Thought for the Day – 31 January – Meditations on the Hidden Life: From the 1906 Edition of The Heart of Jesus of Nazareth; it has the Imprimatur of Bishop John Baptist Butt, Diocese of Southwark, England, 5 February 1890. Author’s name known simply as Author of “The Voice of the Sacred Heart.”
(We return to Fr Clarke for February with his Meditations on The Great Truths.)
Meditation 7: PART ONE:
The Heart of Jesus in Prayer in the Hidden Life
Let us imagine we see Jesus kneeling in the little House of Nazareth, His Sacred Hands reverently clasped, His Eyes closed or raised to Heaven. We have before us the Incarnate God praying to His Eternal Father. It will then refresh our souls, to withdraw for a while, within the silence and solitude of the Holy House and, whilst we contemplate the scene with reverence, let us endeavour to penetrate the Heart of Him, Who is praying there.
So beautiful is the picture presented to our minds by the thought of Jesus in prayer, that truly it might suffice to rivet our inward eye and claim our adoring love, without the addition of any comment.
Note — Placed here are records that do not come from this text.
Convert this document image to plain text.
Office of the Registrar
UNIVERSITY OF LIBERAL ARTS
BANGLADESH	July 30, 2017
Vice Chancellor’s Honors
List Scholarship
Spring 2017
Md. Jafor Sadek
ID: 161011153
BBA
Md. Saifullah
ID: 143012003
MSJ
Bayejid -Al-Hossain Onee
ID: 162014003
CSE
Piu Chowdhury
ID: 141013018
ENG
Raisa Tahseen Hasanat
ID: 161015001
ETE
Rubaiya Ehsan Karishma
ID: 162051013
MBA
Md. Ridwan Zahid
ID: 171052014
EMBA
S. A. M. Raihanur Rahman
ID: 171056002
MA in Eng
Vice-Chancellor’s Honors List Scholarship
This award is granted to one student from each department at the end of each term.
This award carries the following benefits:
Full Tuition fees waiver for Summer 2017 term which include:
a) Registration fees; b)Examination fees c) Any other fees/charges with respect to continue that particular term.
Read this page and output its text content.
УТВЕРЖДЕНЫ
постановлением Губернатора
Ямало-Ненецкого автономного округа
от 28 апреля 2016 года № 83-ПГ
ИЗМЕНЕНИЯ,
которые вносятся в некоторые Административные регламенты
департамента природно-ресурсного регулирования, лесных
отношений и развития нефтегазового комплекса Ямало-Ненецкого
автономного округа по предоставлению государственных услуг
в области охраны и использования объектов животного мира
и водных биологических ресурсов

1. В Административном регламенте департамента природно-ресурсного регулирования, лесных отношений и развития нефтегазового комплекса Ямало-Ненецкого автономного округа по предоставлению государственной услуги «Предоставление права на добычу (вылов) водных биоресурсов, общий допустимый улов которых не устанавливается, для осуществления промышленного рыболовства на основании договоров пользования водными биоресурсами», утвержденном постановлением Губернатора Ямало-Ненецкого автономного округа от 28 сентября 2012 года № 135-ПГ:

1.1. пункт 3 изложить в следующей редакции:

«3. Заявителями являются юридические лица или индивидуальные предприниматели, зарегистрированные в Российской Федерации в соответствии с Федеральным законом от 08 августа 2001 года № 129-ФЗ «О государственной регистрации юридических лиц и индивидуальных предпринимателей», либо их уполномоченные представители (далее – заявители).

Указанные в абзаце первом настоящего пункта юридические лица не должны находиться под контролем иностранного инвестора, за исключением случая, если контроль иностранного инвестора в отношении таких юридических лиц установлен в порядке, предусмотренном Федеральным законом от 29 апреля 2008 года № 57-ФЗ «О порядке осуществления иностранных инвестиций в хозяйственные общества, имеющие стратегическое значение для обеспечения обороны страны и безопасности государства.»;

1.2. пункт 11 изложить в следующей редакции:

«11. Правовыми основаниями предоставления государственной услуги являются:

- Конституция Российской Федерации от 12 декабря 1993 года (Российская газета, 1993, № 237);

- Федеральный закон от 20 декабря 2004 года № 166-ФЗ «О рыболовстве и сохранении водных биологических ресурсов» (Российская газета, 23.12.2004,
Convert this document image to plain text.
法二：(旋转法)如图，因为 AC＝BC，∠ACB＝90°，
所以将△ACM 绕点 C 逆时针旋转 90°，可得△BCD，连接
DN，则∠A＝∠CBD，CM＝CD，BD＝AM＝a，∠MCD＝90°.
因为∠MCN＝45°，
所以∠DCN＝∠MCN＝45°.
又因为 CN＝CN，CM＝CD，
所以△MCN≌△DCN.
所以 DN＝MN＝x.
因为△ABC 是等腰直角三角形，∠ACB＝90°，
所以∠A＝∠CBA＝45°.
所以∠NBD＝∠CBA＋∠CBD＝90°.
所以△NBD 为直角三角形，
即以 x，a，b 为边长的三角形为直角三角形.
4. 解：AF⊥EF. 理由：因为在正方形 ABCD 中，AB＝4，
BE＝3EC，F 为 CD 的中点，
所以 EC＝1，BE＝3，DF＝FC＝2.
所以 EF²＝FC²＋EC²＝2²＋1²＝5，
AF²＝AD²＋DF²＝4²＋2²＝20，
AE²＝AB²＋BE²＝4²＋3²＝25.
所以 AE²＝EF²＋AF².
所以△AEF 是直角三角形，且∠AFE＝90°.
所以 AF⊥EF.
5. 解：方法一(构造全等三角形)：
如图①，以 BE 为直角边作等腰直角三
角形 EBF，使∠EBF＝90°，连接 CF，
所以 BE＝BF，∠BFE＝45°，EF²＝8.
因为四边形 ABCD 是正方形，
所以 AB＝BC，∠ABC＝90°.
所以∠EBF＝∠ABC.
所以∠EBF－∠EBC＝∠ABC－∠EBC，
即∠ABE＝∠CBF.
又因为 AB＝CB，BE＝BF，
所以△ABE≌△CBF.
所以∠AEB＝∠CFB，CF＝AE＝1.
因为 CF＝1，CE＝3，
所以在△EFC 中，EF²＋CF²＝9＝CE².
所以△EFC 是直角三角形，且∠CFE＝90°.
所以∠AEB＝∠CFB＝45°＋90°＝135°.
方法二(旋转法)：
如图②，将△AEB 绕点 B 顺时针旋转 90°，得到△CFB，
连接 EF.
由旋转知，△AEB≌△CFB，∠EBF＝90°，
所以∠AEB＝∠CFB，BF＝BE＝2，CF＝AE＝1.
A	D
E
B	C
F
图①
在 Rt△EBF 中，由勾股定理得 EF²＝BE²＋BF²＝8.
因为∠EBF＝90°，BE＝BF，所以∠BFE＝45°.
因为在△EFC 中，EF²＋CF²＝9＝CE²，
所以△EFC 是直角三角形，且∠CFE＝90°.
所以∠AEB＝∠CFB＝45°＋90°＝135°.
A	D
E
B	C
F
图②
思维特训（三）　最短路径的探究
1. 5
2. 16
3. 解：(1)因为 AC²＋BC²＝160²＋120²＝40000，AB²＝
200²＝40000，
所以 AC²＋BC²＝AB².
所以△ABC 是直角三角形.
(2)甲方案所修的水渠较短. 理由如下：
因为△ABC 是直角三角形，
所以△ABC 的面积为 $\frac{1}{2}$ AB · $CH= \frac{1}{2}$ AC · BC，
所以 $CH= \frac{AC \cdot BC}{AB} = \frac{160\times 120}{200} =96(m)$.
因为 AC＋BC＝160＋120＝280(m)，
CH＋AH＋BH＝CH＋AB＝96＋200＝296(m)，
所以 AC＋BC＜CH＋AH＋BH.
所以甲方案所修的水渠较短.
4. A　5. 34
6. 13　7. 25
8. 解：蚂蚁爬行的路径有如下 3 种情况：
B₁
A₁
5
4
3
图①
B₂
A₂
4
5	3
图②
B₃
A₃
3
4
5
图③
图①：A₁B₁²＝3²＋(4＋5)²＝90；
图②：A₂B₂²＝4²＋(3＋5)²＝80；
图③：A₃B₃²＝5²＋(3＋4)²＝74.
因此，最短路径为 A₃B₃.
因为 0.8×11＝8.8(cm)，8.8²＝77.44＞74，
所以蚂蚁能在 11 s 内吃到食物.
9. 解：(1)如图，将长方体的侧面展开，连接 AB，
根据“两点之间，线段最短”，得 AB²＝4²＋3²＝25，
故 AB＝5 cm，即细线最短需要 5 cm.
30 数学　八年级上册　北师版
Let us regard Him as the Wisdom of the Father, the Eternal Son, kneeling there in silent contemplation of the Divine Majesty unveiled before Him, while He pours out the eternal love, the burning prayer which consumes His Sacred Heart.
The labour of the day is over and Jesus is now free to give Himself, unrestrainedly, to that holy exercise which has not ceased to be the occupation of His Soul amidst His daily toil. How profound is the mystery of that Divine communication which passes between the Eternal Father and the Eternal Son, between the human Heart of the Man-God and the Father, in Whose Bosom He had dweltB from all eternity.
Unchecked now by the external trammels to which, in His Incarnation He had made Himself subject, He could deliver Himself to the transports of His Love and taste, in His earthly exile, His old, His eternal delight of solitude with God.
But we must not forget that we are contemplating our Divine Model in prayer; for we are not to suppose, we have chosen One too exalted for our imitation. No, indeed, Jesus prays as one of us. It is in Him, a human Heart which throbs with love and desire and He teaches us eloquently how to pray and discloses qualities, with which our prayer should be endowed. He has formally constituted Himself our Master in prayer, as in all other things.
In His Public Life and in His Passion He has taught us even the very words in which we should present our petitions, or upon which they should be formed.